Although each of the three available characters handles a little differently — Caradoc is balanced, Brennus is slow but powerful and Guinevere is quick but deals little damage — they’re all fundamentally the same outside of a move here or there. That’s probably a good thing as it takes a while to actually get good at the game.
What’s interesting about Wulverblade on that front is how it looks like it’d be a mindless hack n’ slash, but in reality there’s a good bit of strategy that goes into succeeding as you go. Blocking is a big part of survival, and successfully countering slows things down momentarily while opening up enemies to your attacks. It’s cool, but timing those blocks feels a little inconsistent, which can be frustrating.
Given the numbers you’ll be putting into their graves, the amount of attack combos feels pretty limiting as well, and we got some combat fatigue as the death toll piled up. Weapons and body parts frequently litter the ground and can be picked up and used, but they’re either thrown for ranged damage or quickly degrade after a few strikes. Using things like spears and tree limbs to bash enemies is fun; we just wish it happened more often.
Colourful and delightfully visceral, Wulverblade never skimps on the bloodshed with limbs and heads routinely severed from their hosts. It’s an interesting mix of cartoonish and gruesome, but it’s well done, and the various enemy types are instantly distinguishable from one another. We thoroughly enjoyed the accents along with the screams of our defeated foes, while the soundtrack holds its own as well.
It’s 120 AD and Rome has invaded Britannia with a force of more than 5,000 men. Making matters even worse, the southern tribes have aligned themselves with the Romans. The northern tribes have no interest in making peace, however, and they plan to drive their adversaries out. Led by Caradoc, they’ll need to overcome the odds to emerge victorious.
While ultimately unnecessary, Darkwind’s decision to ground the game in actual history — real locations, weapons, etc. — is interesting. The setup of the levels is pretty standard as you’ll work your way through eight stages, typically consisting of a smattering of smallish encounters and a few all-out assaults leading up to a boss fight.
Along the way you’ll hack, grab, toss and block Romans and their traitorous southern comrades. There are some genre staples, such as a rage meter to fill and point-building treasure to collect, but it steers clear of gimmicks for the most part. You’re limited to one wolf summon per level, and you’ll likely only trigger your rage three or four times, so it really comes down to your skill and strategy.
As much fun as Wulverblade can be, however, it does come up short at times. Enemies frequently commit the unpardonable hack n’ slash sin of attacking from off screen, and if they get you on both sides there are times when they can juggle you back and forth, depleting your health with infuriating speed. To that end, food drops are too infrequent.

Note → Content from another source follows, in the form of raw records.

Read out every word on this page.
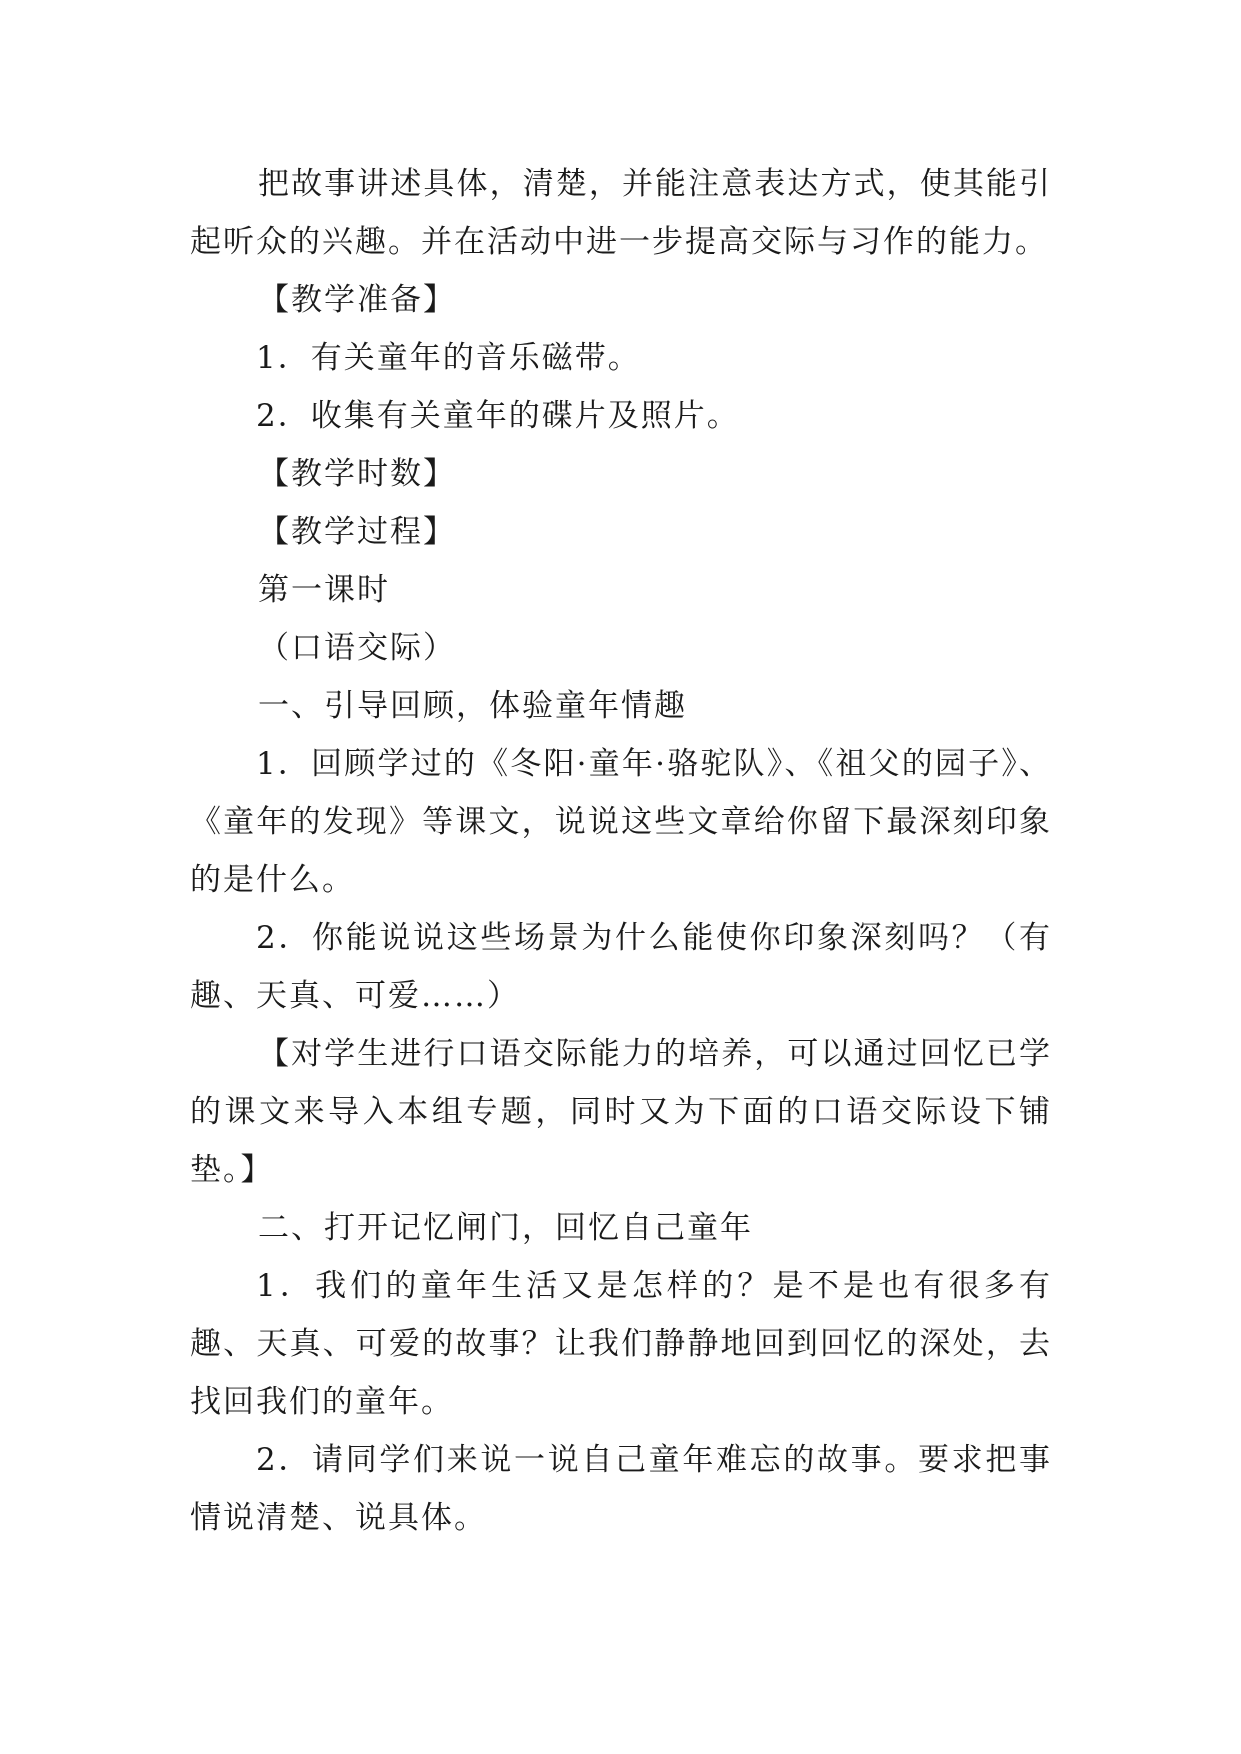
把故事讲述具体，清楚，并能注意表达方式，使其能引起听众的兴趣。并在活动中进一步提高交际与习作的能力。

【教学准备】

1．有关童年的音乐磁带。

2．收集有关童年的碟片及照片。

【教学时数】

【教学过程】

第一课时

（口语交际）

一、引导回顾，体验童年情趣

1．回顾学过的《冬阳·童年·骆驼队》、《祖父的园子》、《童年的发现》等课文，说说这些文章给你留下最深刻印象的是什么。

2．你能说说这些场景为什么能使你印象深刻吗？（有趣、天真、可爱……）

【对学生进行口语交际能力的培养，可以通过回忆已学的课文来导入本组专题，同时又为下面的口语交际设下铺垫。】

二、打开记忆闸门，回忆自己童年

1．我们的童年生活又是怎样的？是不是也有很多有趣、天真、可爱的故事？让我们静静地回到回忆的深处，去找回我们的童年。

2．请同学们来说一说自己童年难忘的故事。要求把事情说清楚、说具体。
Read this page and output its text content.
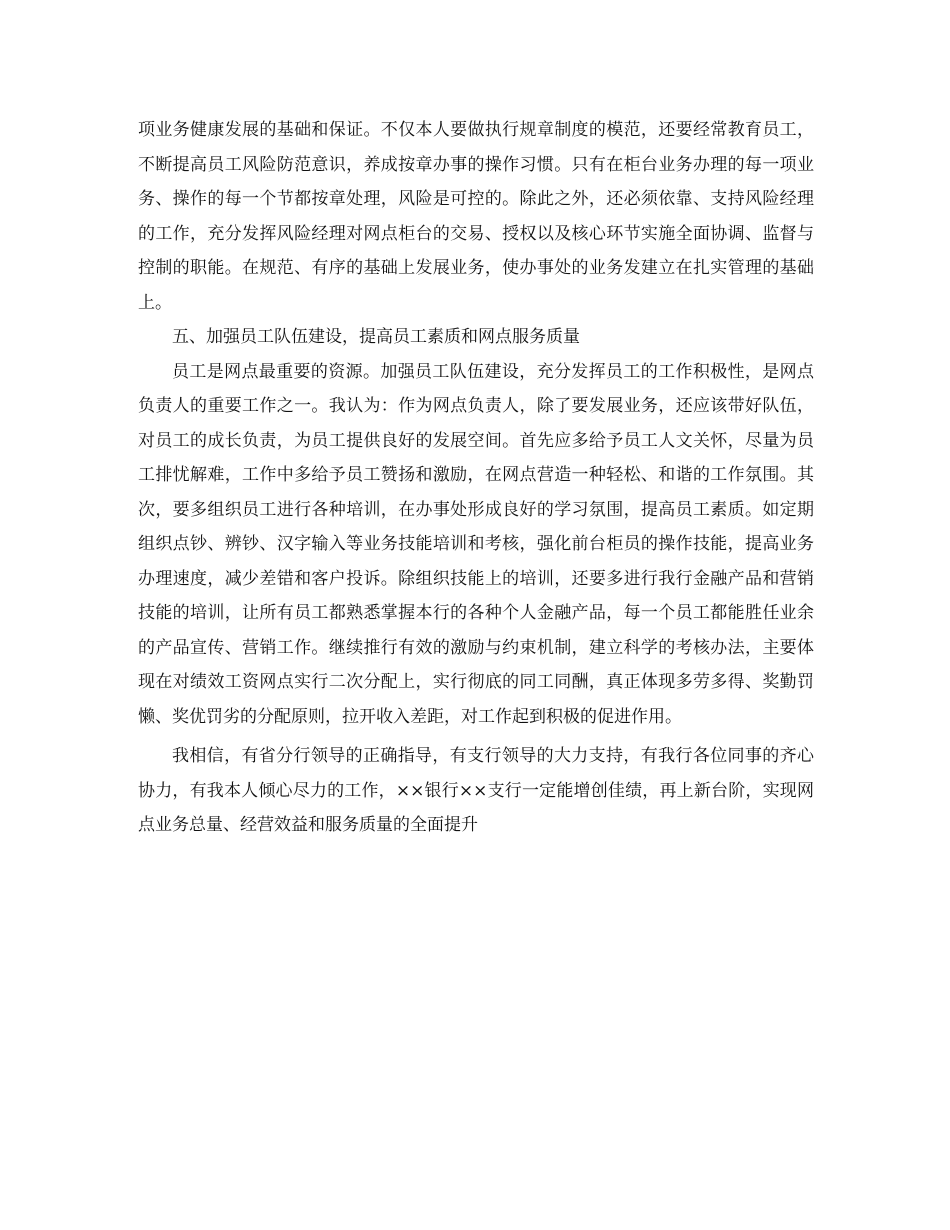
项业务健康发展的基础和保证。不仅本人要做执行规章制度的模范，还要经常教育员工，不断提高员工风险防范意识，养成按章办事的操作习惯。只有在柜台业务办理的每一项业务、操作的每一个节都按章处理，风险是可控的。除此之外，还必须依靠、支持风险经理的工作，充分发挥风险经理对网点柜台的交易、授权以及核心环节实施全面协调、监督与控制的职能。在规范、有序的基础上发展业务，使办事处的业务发建立在扎实管理的基础上。

五、加强员工队伍建设，提高员工素质和网点服务质量

员工是网点最重要的资源。加强员工队伍建设，充分发挥员工的工作积极性，是网点负责人的重要工作之一。我认为：作为网点负责人，除了要发展业务，还应该带好队伍，对员工的成长负责，为员工提供良好的发展空间。首先应多给予员工人文关怀，尽量为员工排忧解难，工作中多给予员工赞扬和激励，在网点营造一种轻松、和谐的工作氛围。其次，要多组织员工进行各种培训，在办事处形成良好的学习氛围，提高员工素质。如定期组织点钞、辨钞、汉字输入等业务技能培训和考核，强化前台柜员的操作技能，提高业务办理速度，减少差错和客户投诉。除组织技能上的培训，还要多进行我行金融产品和营销技能的培训，让所有员工都熟悉掌握本行的各种个人金融产品，每一个员工都能胜任业余的产品宣传、营销工作。继续推行有效的激励与约束机制，建立科学的考核办法，主要体现在对绩效工资网点实行二次分配上，实行彻底的同工同酬，真正体现多劳多得、奖勤罚懒、奖优罚劣的分配原则，拉开收入差距，对工作起到积极的促进作用。

我相信，有省分行领导的正确指导，有支行领导的大力支持，有我行各位同事的齐心协力，有我本人倾心尽力的工作，××银行××支行一定能增创佳绩，再上新台阶，实现网点业务总量、经营效益和服务质量的全面提升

Speaking of drops, the game’s biggest structural problem is assigning the same button used for basic strikes to picking up items. That means there’ll be times when you’re squaring off against a clump of enemies and rather than slashing your sword into their collective midst you’re picking up a dagger to throw at one of them, giving the others time to gang up on you. That’s bad design.
It also feels like Wulverblade would’ve benefitted from some kind of upgrade system, either in the form of buffing attributes or buying/upgrading weapons. Minus that, you’re essentially always playing the same way, and for a game that only offers a wave-attack mode beyond its short campaign more reasons to replay it would’ve been appreciated (there’s a mode that unlocks when you beat the game, but it holds limited appeal).
If you have a buddy around, the two of you can tackle the game co-operatively, and honestly that’s the best way to play. Everything scales up with tons of enemies, making things more chaotic and fun. Sure, there are times when it’s easy to lose track of your character amid the chaos, but we still had loads of fun blitzing through it this way with lots of laughs over a particularly grizzly death.
Despite deploying some maddeningly cheap tricks, Wulverblade is still a fun game that fans of beat ’em ups should find well worth their time.